My decision to change paths doesn’t seem so shocking in this day and age, but back in Bible times, it wasn’t so easy. Depending on your socio-economic status and family connections, your career path was pretty much planned for you. If your dad was a carpenter, then you would follow in his steps. If he was a fisherman, then you’d be spending time on the lake learning the ropes. If you were from the tribe of priests, then you learned about working in the temple. There wasn’t much job-hopping, from what I understand. That is why I think the story of Jesus calling his first disciples is so interesting.

In Matthew 4:18-22, we read that Jesus identified two pair of brothers, who all happened to be fishermen. In fact, the second set were getting ready to fish with their father when Jesus called them. All four of the guys left their nets behind – two even walked away from their father and left him in the boat. They turned their backs on their livelihoods, the careers they had been trained to do all of their lives, and followed Jesus.
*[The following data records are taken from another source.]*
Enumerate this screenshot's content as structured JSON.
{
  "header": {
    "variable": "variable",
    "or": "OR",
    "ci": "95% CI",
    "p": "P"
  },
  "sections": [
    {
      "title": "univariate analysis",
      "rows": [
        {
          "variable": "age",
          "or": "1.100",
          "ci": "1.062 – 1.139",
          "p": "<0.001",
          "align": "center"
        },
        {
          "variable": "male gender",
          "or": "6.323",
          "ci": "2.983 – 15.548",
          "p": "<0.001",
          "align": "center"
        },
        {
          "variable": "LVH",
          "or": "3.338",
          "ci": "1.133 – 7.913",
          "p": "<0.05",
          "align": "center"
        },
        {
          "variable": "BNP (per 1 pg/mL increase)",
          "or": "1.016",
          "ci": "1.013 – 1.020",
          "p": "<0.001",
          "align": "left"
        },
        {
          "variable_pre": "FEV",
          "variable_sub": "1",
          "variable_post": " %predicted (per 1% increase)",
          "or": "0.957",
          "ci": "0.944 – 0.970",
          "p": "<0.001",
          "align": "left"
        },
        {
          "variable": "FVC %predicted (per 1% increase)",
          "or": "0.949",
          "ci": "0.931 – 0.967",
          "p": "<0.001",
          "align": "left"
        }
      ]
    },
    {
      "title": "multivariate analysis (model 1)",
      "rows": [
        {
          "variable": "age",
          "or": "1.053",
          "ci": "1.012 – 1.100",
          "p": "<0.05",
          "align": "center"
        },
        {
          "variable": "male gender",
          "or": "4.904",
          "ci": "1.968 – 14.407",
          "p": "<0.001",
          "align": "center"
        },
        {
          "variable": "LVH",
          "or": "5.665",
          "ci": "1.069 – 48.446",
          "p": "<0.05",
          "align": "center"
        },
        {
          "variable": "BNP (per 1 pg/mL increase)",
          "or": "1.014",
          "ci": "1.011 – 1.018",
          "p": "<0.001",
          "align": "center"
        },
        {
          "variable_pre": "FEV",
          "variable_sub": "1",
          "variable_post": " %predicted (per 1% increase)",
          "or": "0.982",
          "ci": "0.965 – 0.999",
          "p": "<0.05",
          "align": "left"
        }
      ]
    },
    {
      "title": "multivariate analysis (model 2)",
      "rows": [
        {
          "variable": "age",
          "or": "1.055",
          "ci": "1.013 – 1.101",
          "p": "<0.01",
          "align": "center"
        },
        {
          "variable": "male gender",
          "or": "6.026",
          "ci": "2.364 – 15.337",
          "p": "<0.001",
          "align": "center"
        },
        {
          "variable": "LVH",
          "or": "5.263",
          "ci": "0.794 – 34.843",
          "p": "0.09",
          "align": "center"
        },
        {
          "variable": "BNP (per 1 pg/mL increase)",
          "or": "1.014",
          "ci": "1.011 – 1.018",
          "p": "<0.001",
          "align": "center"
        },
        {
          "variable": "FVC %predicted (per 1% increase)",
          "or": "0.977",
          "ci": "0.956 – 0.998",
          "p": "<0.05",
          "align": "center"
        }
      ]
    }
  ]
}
I don’t believe that God calls everyone to radical life changes; after all, your office or work site can be your personal mission field. However, I do think it’s important for us to come to terms with the “what if?” notion that he might call us to do something drastic in our lives. Does the very idea of leaving your familiar surroundings for the unknown of serving Jesus excite you or freak you out? Would you leave your boat like the guys mentioned above, or would you make excuses like the people in Luke 9:57-62? What would it take for God to call you out of your comfort zone and into his service?